Pisgah Home Movement

A pioneering Pentecostal social service endeavor in early 20th century Los Angeles, merging faith healing with charitable works.

The Pisgah Home Movement, initiated by Dr. Finis E. Yoakum in 1895, represents a unique intersection of religious fervor, social service, and community development within the burgeoning Pentecostal movement of the early 20th century. Located in the Garvanza/Highland Park neighborhood of Los Angeles, this movement was driven by a religious doctrine that prioritized service to the poor and social action over theological dogma, distinguishing itself through a comprehensive range of social programs aimed at the transient and unemployed populations of the area.

Origins and Development

The movement began with Yoakum’s personal crusade among the downtrodden and outcast of Los Angeles, offering salvation and support to drunkards, cripples, paupers, and criminals alike. His mission expanded rapidly from its humble origins in his home, evolving into a tent city that provided free care alongside a strict vegetarian diet and copious amounts of Gospel teaching. By 1913, the Pisgah Home had grown significantly, incorporating facilities like the Pisgah Home for Reformed Drunkards, The Ark for Homeless Girls, the Pisgah Orphanage, Pisgah Gardens for those with tuberculosis, cancer, and mental disorders, and a store distributing donated goods.

Challenges and Controversy

Despite its noble intentions, the movement faced challenges and controversies, particularly from the surrounding community. The influx of society’s outcasts to Pisgah Home raised concerns among neighbors and occasionally led to criminal incidents. Additionally, Yoakum’s practices as a faith healer, while drawing significant attention and funding, also attracted skepticism and criticism. Reports of healings were questioned for their authenticity, and Yoakum’s fundraising methods during healing services sparked controversy.

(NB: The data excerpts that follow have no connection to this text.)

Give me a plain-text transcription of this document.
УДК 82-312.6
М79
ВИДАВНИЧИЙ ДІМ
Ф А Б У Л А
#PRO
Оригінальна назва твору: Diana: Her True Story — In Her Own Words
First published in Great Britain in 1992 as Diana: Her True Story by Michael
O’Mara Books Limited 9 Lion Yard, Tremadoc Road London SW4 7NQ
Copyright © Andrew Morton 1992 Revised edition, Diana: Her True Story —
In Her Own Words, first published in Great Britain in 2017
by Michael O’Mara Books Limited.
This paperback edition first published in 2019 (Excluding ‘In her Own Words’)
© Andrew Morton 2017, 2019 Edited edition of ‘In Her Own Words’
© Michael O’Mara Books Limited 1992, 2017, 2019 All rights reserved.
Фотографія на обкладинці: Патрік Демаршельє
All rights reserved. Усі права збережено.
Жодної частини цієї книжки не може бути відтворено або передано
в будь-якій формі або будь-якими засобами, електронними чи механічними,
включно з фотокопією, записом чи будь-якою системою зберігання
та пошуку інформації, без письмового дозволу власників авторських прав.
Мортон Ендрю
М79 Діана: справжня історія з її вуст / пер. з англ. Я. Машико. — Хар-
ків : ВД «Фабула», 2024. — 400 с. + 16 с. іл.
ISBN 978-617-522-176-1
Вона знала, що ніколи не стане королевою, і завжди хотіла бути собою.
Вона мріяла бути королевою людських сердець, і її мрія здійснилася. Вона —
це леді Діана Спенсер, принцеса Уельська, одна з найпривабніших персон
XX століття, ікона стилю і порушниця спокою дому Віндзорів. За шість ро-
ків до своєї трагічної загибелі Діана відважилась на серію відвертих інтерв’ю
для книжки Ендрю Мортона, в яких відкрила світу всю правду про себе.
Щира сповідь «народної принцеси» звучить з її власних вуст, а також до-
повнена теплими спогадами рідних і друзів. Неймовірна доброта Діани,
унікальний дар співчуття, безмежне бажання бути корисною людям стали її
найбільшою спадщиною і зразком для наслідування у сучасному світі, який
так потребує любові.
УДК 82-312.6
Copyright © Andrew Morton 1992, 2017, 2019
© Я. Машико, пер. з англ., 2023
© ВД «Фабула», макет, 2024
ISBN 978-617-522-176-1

The Pisgah Home Historic District, comprising eight buildings constructed between 1895 and 1925, remains a testament to the movement’s impact on Los Angeles’s religious and social landscape. Listed for its significance in religion, social history, and philosophy, the district embodies the early 20th century’s integration of faith-based initiatives with social welfare efforts. Despite controversies, the Pisgah Home Movement left an indelible mark on the community it served, highlighting the complex interplay between religious belief and social action during a pivotal period in Los Angeles’s history​​​​​​.